[This submission has been channeled forth from a mysterious being once known as Peat. Its conjuring is almost complete, and its final form will emerge in time.]
Sometimes you come across a band and when reading up on them to place their work, you get very confused. That was the experience I had with Golden Core’s third album Kosmos Brenner. Everyone seemed to be talking about unpolished, lively stoner metal. I went and listened to their sophomore effort, Fimbultyr, and that’s what I heard. Then I went back and listened to Kosmos Brenner again. That’s when I understood I was catching a band in the process of evolution, for Golden Core have written ambitiously and borrowed from many sounds to help depict their view of Norse cosmology.
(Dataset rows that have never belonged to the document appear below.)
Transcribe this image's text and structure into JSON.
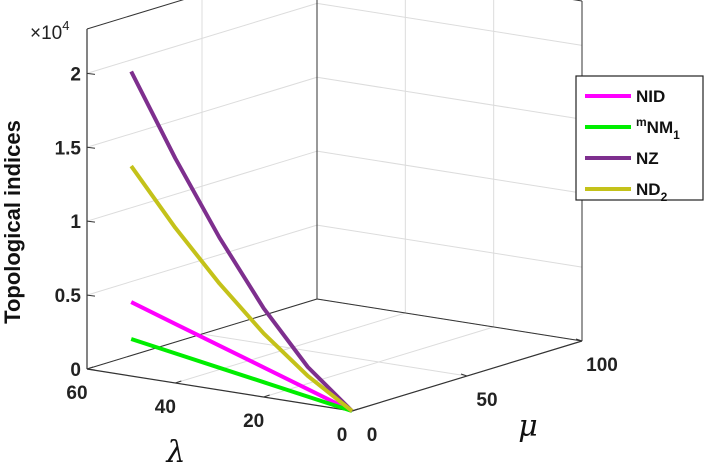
{
  "chart_data": {
    "type": "line",
    "dimensions": "3d",
    "title": "",
    "zlabel": "Topological indices",
    "xlabel": "λ",
    "ylabel": "μ",
    "exponent_label": "×10",
    "exponent_power": "4",
    "xlim": [
      0,
      60
    ],
    "ylim": [
      0,
      100
    ],
    "zlim": [
      0,
      2
    ],
    "x_ticks": [
      "0",
      "20",
      "40",
      "60"
    ],
    "y_ticks": [
      "0",
      "50",
      "100"
    ],
    "z_ticks": [
      "0",
      "0.5",
      "1",
      "1.5",
      "2"
    ],
    "grid": true,
    "legend_position": "right",
    "series": [
      {
        "name": "NID",
        "name_sup": "",
        "name_base": "NID",
        "name_sub": "",
        "color": "#ff00ff",
        "x": [
          0,
          10,
          20,
          30,
          40,
          50
        ],
        "y": [
          0,
          0,
          0,
          0,
          0,
          0
        ],
        "z": [
          0,
          0.1,
          0.2,
          0.3,
          0.4,
          0.5
        ]
      },
      {
        "name": "mNM1",
        "name_sup": "m",
        "name_base": "NM",
        "name_sub": "1",
        "color": "#00ee00",
        "x": [
          0,
          10,
          20,
          30,
          40,
          50
        ],
        "y": [
          0,
          0,
          0,
          0,
          0,
          0
        ],
        "z": [
          0,
          0.05,
          0.1,
          0.15,
          0.2,
          0.25
        ]
      },
      {
        "name": "NZ",
        "name_sup": "",
        "name_base": "NZ",
        "name_sub": "",
        "color": "#7e2f8e",
        "x": [
          0,
          10,
          20,
          30,
          40,
          50
        ],
        "y": [
          0,
          0,
          0,
          0,
          0,
          0
        ],
        "z": [
          0,
          0.25,
          0.6,
          1.03,
          1.52,
          2.06
        ]
      },
      {
        "name": "ND2",
        "name_sup": "",
        "name_base": "ND",
        "name_sub": "2",
        "color": "#c4c21a",
        "x": [
          0,
          10,
          20,
          30,
          40,
          50
        ],
        "y": [
          0,
          0,
          0,
          0,
          0,
          0
        ],
        "z": [
          0,
          0.19,
          0.43,
          0.72,
          1.05,
          1.42
        ]
      }
    ]
  }
}
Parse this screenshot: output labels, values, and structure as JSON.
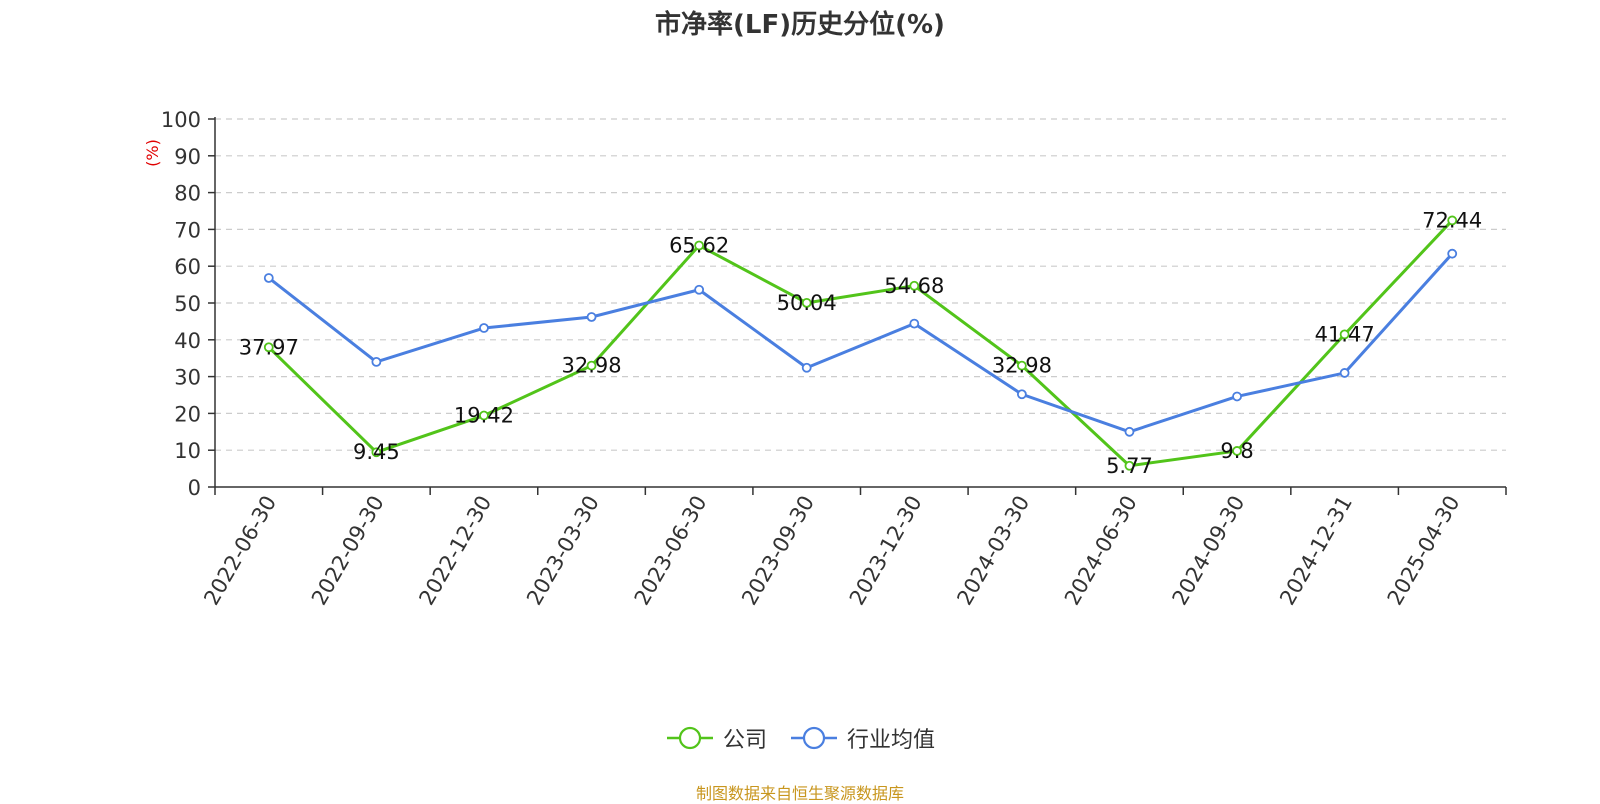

The end result is suitably grand and atmospheric for their subject matter. In particular, Golden Core have shoved a lot of black metal influence into their work here. At their very best they use it as a violent cathartic contrast to follow up passages of head-nodding, rumbling stoner fare, as with the ending of “De Dødes Hær”. More often it acts as an accent to their proggier, most post-metal moments in a manner latter-day Enslaved would approve of. This synthesis is both Kosmos Brenner‘s strength and weakness. The strength is in the mood it captures. This is music for changing your headspace and it maintains a degree of freshness in a crowded space. The weakness is that it’s easy to treat this as background music as a result rather than focusing on the sound itself. That weakness is only accentuated by a tendency for songs to drift without building to anything of note. After a few listens, I found myself wanting Golden Core to slam the hammer down and shift their dynamic a lot more than they do. It would have added a lot to multiple listens. I don’t know what Golden Core will do next. Maybe they’ll embrace that heavy aggressive element I want them to use more. Maybe they’ll drift into more atmospheric or folky realms, where they could also create great albums. Maybe Kosmos Brenner will be the high water point and Golden Core another footnote in metal history. It’s combination of elements continues to intrigue me though, and I’d like to see where this evolution leads.